7. Composition for its use according to claim 6, wherein the first part of the composition has a total content of fiber sources ranging from 30 to 70% by weight, preferably ranging from 40 to 60% by weight, relative to total weight of the first part of the composition.

8. Composition for its use according to claim 6 or 7, wherein the first part of the composition has a total glutamine content ranging from 30 to 70% by weight, preferably ranging from 40 to 60% by weight, relative to total weight of the first part of the composition.

9. Composition for its use according to any one of claims 6 to 8, in which the third part of the composition has a total content of omega-3 sources ranging from 10 to 50% by weight, preferably ranging from 20 at 40% by weight, relative to the total weight of the third part of the composition.

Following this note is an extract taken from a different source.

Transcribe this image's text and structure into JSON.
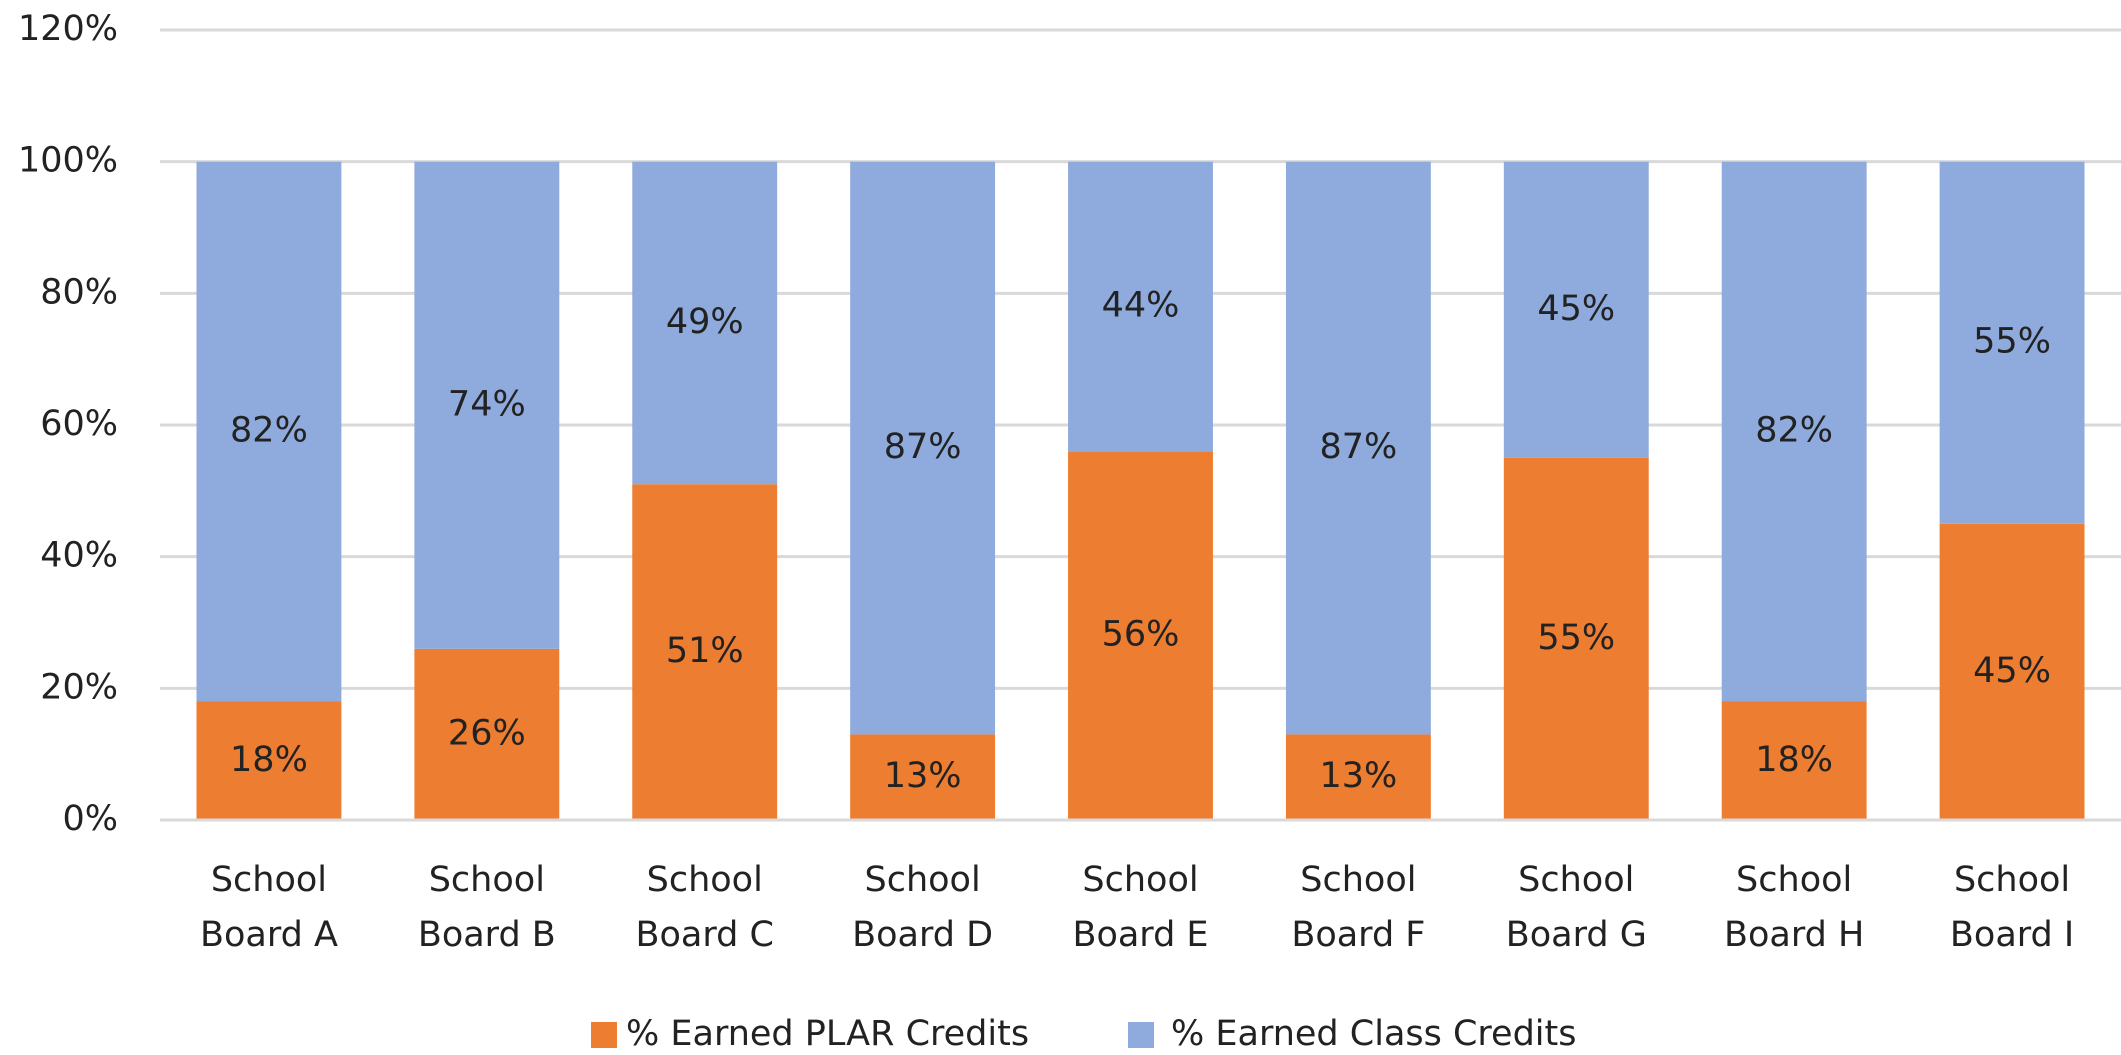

10. A composition for its use according to any one of claims 1 to 9, wherein dysbiosis of the intestinal microbiota is associated with Irritable Bowel Syndrome (ER), type I diabetes, type II diabetes, obesity, nonalcoholic fatty liver disease (NASH) and Crohn's disease, preferably associated with Irritable Bowel Syndrome (AD), type I diabetes, type II diabetes, obesity and non-alcoholic fatty liver disease (NASH), and more preferably associated with Irritable Bowel Syndrome (AD).